User activity data is stored in two main ways: Latency-ordered for quickly identifying the hot spots in the system and by user to retrieve statistics for a particular client connection.

To identify which users are currently experiencing highest average latencies on a given node, you can query these tables:

  • user_read_io_snapshot

  • user_write_io_snapshot

These tables record mean the read/write latencies and total read/write counts per-user on each node. They are ordered by their mean latency values, so you can quickly see which users are the experiencing the highest average latencies on a given node. Having identified the users experiencing the highest latency on a node, you can then can drill down to find the hot spots for those clients.

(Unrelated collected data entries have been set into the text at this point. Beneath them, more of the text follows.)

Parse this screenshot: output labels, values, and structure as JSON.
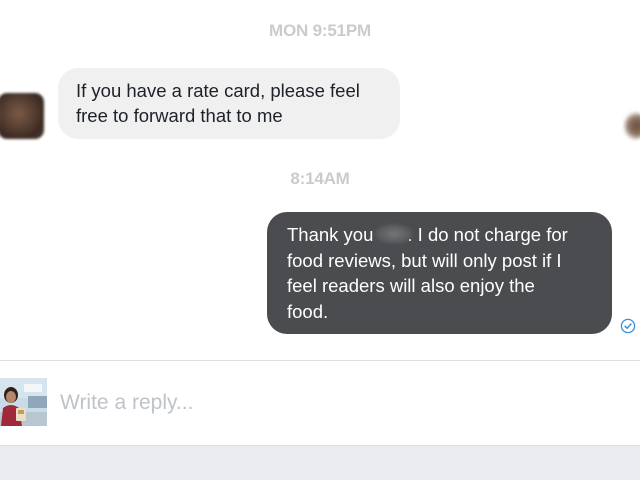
{
  "conversation": {
    "timestamps": [
      "MON 9:51PM",
      "8:14AM"
    ],
    "messages": [
      {
        "direction": "incoming",
        "lines": [
          "If you have a rate card, please feel",
          "free to forward that to me"
        ]
      },
      {
        "direction": "outgoing",
        "line1_prefix": "Thank you",
        "line1_suffix": ". I do not charge for",
        "lines_rest": [
          "food reviews, but will only post if I",
          "feel readers will also enjoy the",
          "food."
        ],
        "status_icon": "seen-check-icon"
      }
    ]
  },
  "composer": {
    "placeholder": "Write a reply..."
  },
  "colors": {
    "incoming_bubble": "#f1f0f0",
    "outgoing_bubble": "#4b4c4f",
    "timestamp": "#c9cbcf",
    "seen_icon": "#3b8ed8"
  }
}
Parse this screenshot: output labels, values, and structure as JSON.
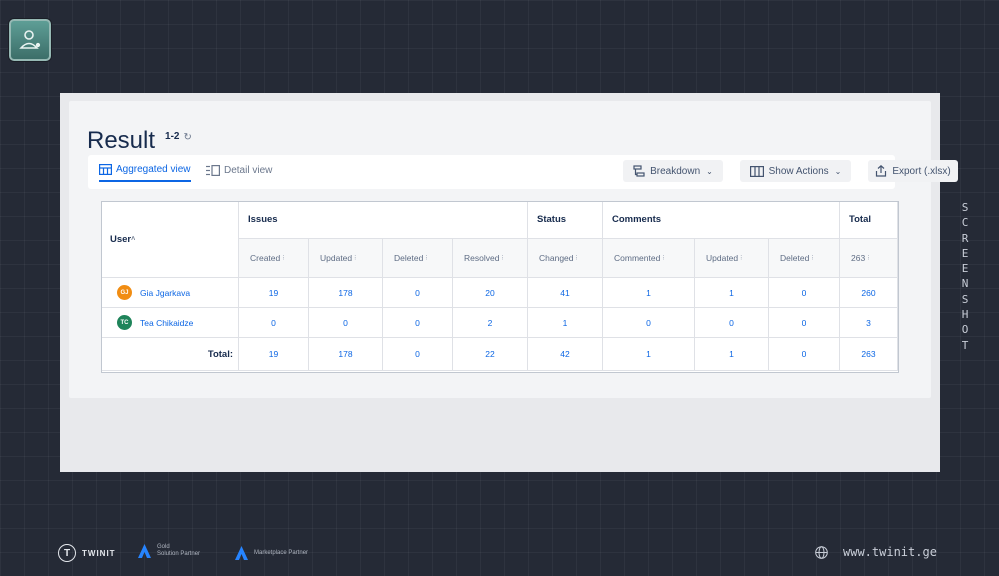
{
  "header": {
    "title": "Result",
    "range": "1-2",
    "refresh_icon": "↻"
  },
  "tabs": [
    {
      "label": "Aggregated view",
      "icon": "table-icon",
      "active": true
    },
    {
      "label": "Detail view",
      "icon": "list-detail-icon",
      "active": false
    }
  ],
  "toolbar": {
    "breakdown_label": "Breakdown",
    "show_actions_label": "Show Actions",
    "export_label": "Export (.xlsx)"
  },
  "table": {
    "user_header": "User",
    "groups": [
      "Issues",
      "Status",
      "Comments",
      "Total"
    ],
    "subheaders": [
      "Created",
      "Updated",
      "Deleted",
      "Resolved",
      "Changed",
      "Commented",
      "Updated",
      "Deleted",
      "263"
    ],
    "rows": [
      {
        "initials": "GJ",
        "avatar_color": "#f18d13",
        "user": "Gia Jgarkava",
        "values": [
          "19",
          "178",
          "0",
          "20",
          "41",
          "1",
          "1",
          "0",
          "260"
        ]
      },
      {
        "initials": "TC",
        "avatar_color": "#1f845a",
        "user": "Tea Chikaidze",
        "values": [
          "0",
          "0",
          "0",
          "2",
          "1",
          "0",
          "0",
          "0",
          "3"
        ]
      }
    ],
    "total_label": "Total:",
    "totals": [
      "19",
      "178",
      "0",
      "22",
      "42",
      "1",
      "1",
      "0",
      "263"
    ]
  },
  "side_text": "SCREENSHOT",
  "footer": {
    "brand": "TWINIT",
    "gold_line1": "Gold",
    "gold_line2": "Solution Partner",
    "marketplace": "Marketplace Partner",
    "url": "www.twinit.ge"
  },
  "colors": {
    "accent": "#0c66e4",
    "background": "#252a36"
  }
}
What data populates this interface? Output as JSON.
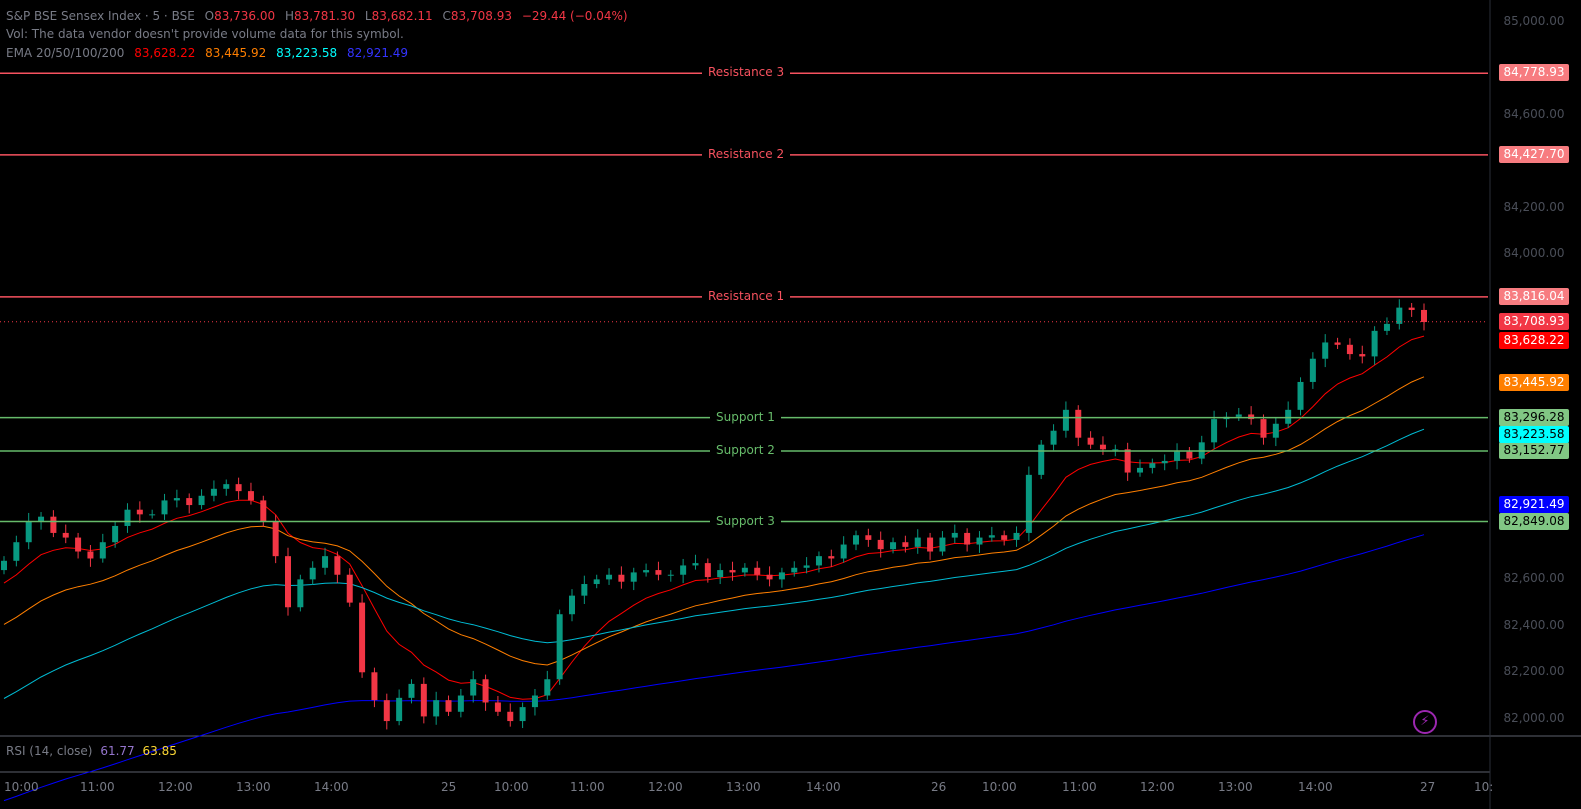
{
  "legend": {
    "symbol": "S&P BSE Sensex Index · 5 · BSE",
    "open_label": "O",
    "open": "83,736.00",
    "high_label": "H",
    "high": "83,781.30",
    "low_label": "L",
    "low": "83,682.11",
    "close_label": "C",
    "close": "83,708.93",
    "change": "−29.44 (−0.04%)",
    "vol_text": "Vol: The data vendor doesn't provide volume data for this symbol.",
    "ema_label": "EMA 20/50/100/200",
    "ema20": "83,628.22",
    "ema50": "83,445.92",
    "ema100": "83,223.58",
    "ema200": "82,921.49"
  },
  "rsi": {
    "label": "RSI (14, close)",
    "v1": "61.77",
    "v2": "63.85"
  },
  "levels": [
    {
      "name": "Resistance 3",
      "price": 84778.93,
      "text": "84,778.93",
      "kind": "res"
    },
    {
      "name": "Resistance 2",
      "price": 84427.7,
      "text": "84,427.70",
      "kind": "res"
    },
    {
      "name": "Resistance 1",
      "price": 83816.04,
      "text": "83,816.04",
      "kind": "res"
    },
    {
      "name": "Support 1",
      "price": 83296.28,
      "text": "83,296.28",
      "kind": "sup"
    },
    {
      "name": "Support 2",
      "price": 83152.77,
      "text": "83,152.77",
      "kind": "sup"
    },
    {
      "name": "Support 3",
      "price": 82849.08,
      "text": "82,849.08",
      "kind": "sup"
    }
  ],
  "price_badges": [
    {
      "text": "83,708.93",
      "price": 83708.93,
      "color": "#f23645",
      "fg": "#ffffff"
    },
    {
      "text": "83,628.22",
      "price": 83628.22,
      "color": "#ff0000",
      "fg": "#ffffff"
    },
    {
      "text": "83,445.92",
      "price": 83445.92,
      "color": "#ff7f00",
      "fg": "#ffffff"
    },
    {
      "text": "83,223.58",
      "price": 83223.58,
      "color": "#00ffff",
      "fg": "#000000"
    },
    {
      "text": "82,921.49",
      "price": 82921.49,
      "color": "#0000ff",
      "fg": "#ffffff"
    }
  ],
  "price_ticks": [
    "85,000.00",
    "84,600.00",
    "84,200.00",
    "84,000.00",
    "82,600.00",
    "82,400.00",
    "82,200.00",
    "82,000.00"
  ],
  "time_ticks": [
    "10:00",
    "11:00",
    "12:00",
    "13:00",
    "14:00",
    "25",
    "10:00",
    "11:00",
    "12:00",
    "13:00",
    "14:00",
    "26",
    "10:00",
    "11:00",
    "12:00",
    "13:00",
    "14:00",
    "27",
    "10:"
  ],
  "colors": {
    "resistance": "#f7525f",
    "support": "#66bb6a",
    "up": "#089981",
    "down": "#f23645",
    "ema20": "#ff0000",
    "ema50": "#ff7f00",
    "ema100": "#00bcd4",
    "ema200": "#0000ff"
  },
  "chart_data": {
    "type": "candlestick",
    "yrange": [
      81930,
      85060
    ],
    "close_series": [
      82680,
      82760,
      82850,
      82870,
      82800,
      82780,
      82720,
      82690,
      82760,
      82830,
      82900,
      82880,
      82880,
      82940,
      82950,
      82920,
      82960,
      82990,
      83010,
      82980,
      82940,
      82850,
      82700,
      82480,
      82600,
      82650,
      82700,
      82620,
      82500,
      82200,
      82080,
      81990,
      82090,
      82150,
      82010,
      82080,
      82030,
      82100,
      82170,
      82070,
      82030,
      81990,
      82050,
      82100,
      82170,
      82450,
      82530,
      82580,
      82600,
      82620,
      82590,
      82630,
      82640,
      82620,
      82620,
      82660,
      82670,
      82610,
      82640,
      82630,
      82650,
      82620,
      82600,
      82630,
      82650,
      82660,
      82700,
      82690,
      82750,
      82790,
      82770,
      82730,
      82760,
      82740,
      82780,
      82720,
      82780,
      82800,
      82750,
      82780,
      82790,
      82770,
      82800,
      83050,
      83180,
      83240,
      83330,
      83210,
      83180,
      83160,
      83160,
      83060,
      83080,
      83100,
      83110,
      83150,
      83120,
      83190,
      83290,
      83300,
      83310,
      83290,
      83210,
      83270,
      83330,
      83450,
      83550,
      83620,
      83610,
      83570,
      83560,
      83670,
      83700,
      83770,
      83760,
      83708
    ]
  },
  "icon": "lightning-icon"
}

To do this, query the user_object_read_io_snapshot and user_object_write_io_snapshot tables. These tables store mean read/write latency and total read/write count by table for the specified user. They are ordered according to the mean latency values, and therefore able to quickly show for a given user which tables are contributing most to the experienced latencies.

The data in these tables is refreshed periodically (by default every 10 seconds), so querying them always provides an up-to-date view of the data objects with the highest mean latencies on a given node. Because this is time-sensitive data, if a user performs no activity for a period, no data is recorded for them in these tables.

The user_object_io table also reports per-node user activity broken down by keyspace/table and retains it over a longer period (4 hours by default). This allows the Performance Service to query by node and user to see latency metrics from all tables or restricted to a single keyspace or table. The data in this table is updated periodically (again every 10 seconds by default).

The user_io table reports aggregate latency metrics for users on a single node. Using this table, you can query by node and user to see high-level latency statistics across all keyspaces.